True...but can I just emphasise and 'underline' any recommendation that involves Symphonies 3 and 5, the two Serenades and the Piano Concerto.


----------



## Gallus (Feb 8, 2018)

Rusalka, SQ 13, Symphony 9, Symphony 8, Cello Concerto


----------



## 59540 (May 16, 2021)

Cello concerto
Symphonies 7-9
Serenade for strings


----------



## Skakner (Oct 8, 2020)

1. *Stabat Mater*
----------------------
2. Symphony 8
3. Symphony 9
4. Cello Concerto
5. String Serenade


----------



## Scherzi Cat (8 mo ago)

Symphony No. 9, Cello Concerto, Violin Concerto, Serenade for Winds, “American” String Quartet


----------



## Otis B. Driftwood (4 mo ago)

Violin Concerto
Cello Concerto
Symphony no. 9 "New World"
Slavonic Dances
Piano Trio no. 4 "Dumky"


----------



## Ethereality (Apr 6, 2019)

Dvorak has a lot of *first movements* I adore. Symphony 9, Cello Concerto. But my Dvorak spirit animal... yes we all have one, is the first movement of Symphony 7.

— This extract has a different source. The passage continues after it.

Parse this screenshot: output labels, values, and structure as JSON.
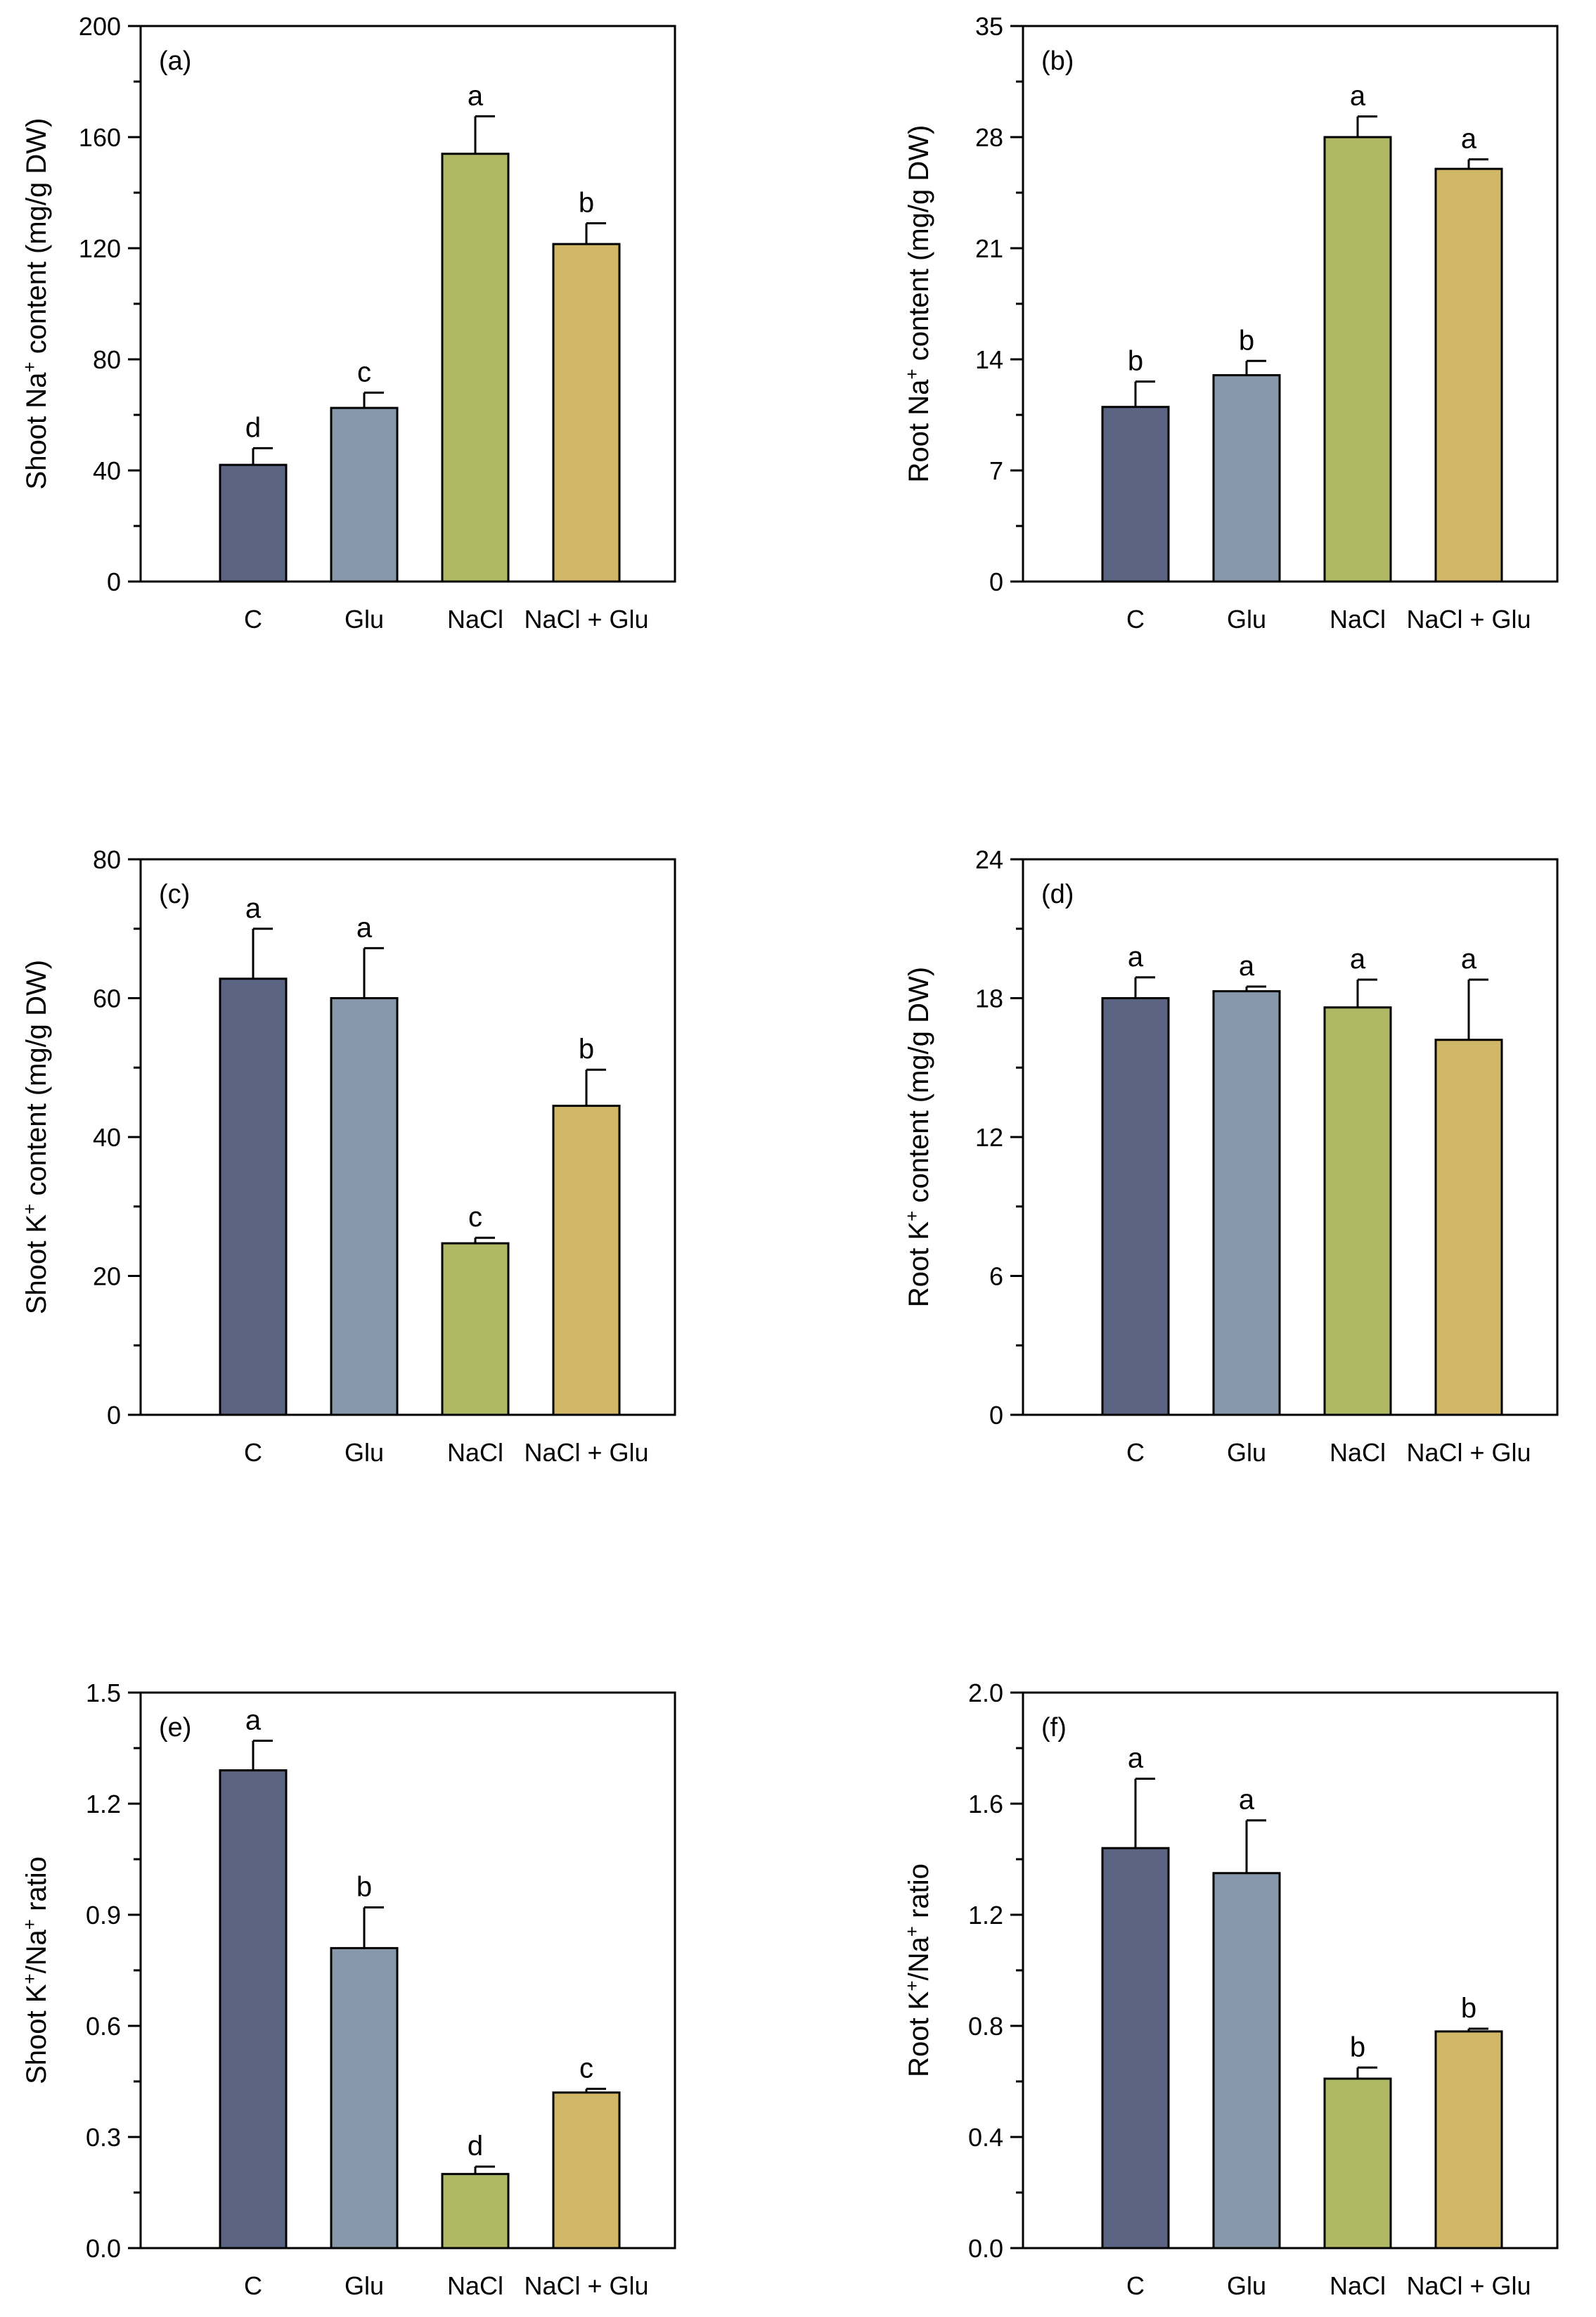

Edit: Speaking of adore, that sounds like a good descriptor for Dvorak. _Adorable_


----------



## ORigel (May 7, 2020)

Turns out I already participated. Anyway, String Quintets nos. 2 (with double bass) and 3 ("American") are worth hearing.


----------



## Mister Meow (10 mo ago)

I recently re-discovered the 5 Dvorak bagatelles. I find them charming. They make me smile.

While listening to them, I realized that I didn't even know what a bagatelle was, so I looked it up, and it's "a short unpretentious instrumental composition".

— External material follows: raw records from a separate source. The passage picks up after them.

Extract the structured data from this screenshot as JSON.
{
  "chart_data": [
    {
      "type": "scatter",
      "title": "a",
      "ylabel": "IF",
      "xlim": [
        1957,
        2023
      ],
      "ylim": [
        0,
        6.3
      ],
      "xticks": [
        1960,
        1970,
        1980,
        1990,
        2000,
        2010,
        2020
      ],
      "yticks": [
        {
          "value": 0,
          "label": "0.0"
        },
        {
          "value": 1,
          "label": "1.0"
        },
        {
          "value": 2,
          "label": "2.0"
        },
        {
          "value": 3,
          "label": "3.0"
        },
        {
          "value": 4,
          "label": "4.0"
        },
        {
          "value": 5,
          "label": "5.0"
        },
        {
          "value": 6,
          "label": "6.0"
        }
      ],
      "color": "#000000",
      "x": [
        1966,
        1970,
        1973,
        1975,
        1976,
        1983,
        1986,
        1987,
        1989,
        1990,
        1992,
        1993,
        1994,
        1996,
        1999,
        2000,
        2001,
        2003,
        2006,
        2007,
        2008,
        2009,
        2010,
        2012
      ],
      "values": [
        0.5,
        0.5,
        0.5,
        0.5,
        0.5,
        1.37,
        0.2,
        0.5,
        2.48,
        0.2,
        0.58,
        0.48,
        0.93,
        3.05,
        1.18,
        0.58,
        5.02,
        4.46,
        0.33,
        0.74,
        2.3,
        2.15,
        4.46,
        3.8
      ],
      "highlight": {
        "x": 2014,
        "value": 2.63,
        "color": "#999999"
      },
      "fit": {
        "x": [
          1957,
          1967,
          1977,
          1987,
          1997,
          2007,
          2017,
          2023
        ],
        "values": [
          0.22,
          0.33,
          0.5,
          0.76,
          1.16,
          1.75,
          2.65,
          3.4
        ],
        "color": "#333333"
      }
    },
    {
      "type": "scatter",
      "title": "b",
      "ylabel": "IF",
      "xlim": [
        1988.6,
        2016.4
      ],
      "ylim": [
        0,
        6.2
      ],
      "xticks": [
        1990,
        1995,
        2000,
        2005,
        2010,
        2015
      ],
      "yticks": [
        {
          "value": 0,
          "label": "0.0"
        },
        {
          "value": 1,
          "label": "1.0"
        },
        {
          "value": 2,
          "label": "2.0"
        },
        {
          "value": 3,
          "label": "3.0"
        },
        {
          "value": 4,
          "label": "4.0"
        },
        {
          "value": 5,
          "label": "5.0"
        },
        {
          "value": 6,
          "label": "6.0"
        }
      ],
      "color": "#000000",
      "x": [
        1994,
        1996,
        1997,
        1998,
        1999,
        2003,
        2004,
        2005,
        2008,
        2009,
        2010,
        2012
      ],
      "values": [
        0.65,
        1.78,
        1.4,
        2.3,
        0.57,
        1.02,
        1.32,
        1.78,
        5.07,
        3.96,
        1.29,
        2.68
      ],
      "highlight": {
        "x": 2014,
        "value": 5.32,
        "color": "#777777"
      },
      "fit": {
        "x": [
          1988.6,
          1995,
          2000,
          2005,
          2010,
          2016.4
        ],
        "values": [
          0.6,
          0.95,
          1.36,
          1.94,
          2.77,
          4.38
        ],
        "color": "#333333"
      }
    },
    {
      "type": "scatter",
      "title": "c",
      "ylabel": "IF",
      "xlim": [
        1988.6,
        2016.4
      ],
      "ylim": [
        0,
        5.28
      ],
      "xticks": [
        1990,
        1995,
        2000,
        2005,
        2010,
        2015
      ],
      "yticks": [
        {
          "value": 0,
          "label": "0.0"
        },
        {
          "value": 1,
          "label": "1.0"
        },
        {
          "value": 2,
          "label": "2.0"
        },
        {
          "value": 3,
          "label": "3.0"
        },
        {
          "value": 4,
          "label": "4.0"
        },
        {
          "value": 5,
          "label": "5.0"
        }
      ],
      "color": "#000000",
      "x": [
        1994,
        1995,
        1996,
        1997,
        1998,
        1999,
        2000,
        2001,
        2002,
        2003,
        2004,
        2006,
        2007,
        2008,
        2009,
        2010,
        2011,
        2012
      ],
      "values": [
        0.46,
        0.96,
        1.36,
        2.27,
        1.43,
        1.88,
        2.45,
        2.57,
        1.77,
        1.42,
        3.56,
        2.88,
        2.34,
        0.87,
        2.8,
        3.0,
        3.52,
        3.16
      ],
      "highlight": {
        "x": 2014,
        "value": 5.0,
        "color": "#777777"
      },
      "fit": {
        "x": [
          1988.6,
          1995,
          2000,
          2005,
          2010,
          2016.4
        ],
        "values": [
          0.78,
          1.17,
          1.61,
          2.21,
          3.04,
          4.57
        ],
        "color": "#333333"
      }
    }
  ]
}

So I wouldn't ordinarily spend a lot of time listening to a harmonium, but I like it with these bagatelles.

Now that I've chosen the 5 bagatelles, does that mean that I've used up my entire allotment of top five compositions? Or does the set count as one? 😉 

I also kind of like the Serenade for Wind, but for me it depends a lot on the performance. Then there was the piano quartet -- or was a quintet? I forget. I haven't heard that in a while. I think I'll be exploring the string quartets next.


----------



## Bruckner Anton II (6 mo ago)

Cello Concerto
Piano Quintet #2 op.81
String Quartet #12
String Serenade
Violin Concerto


----------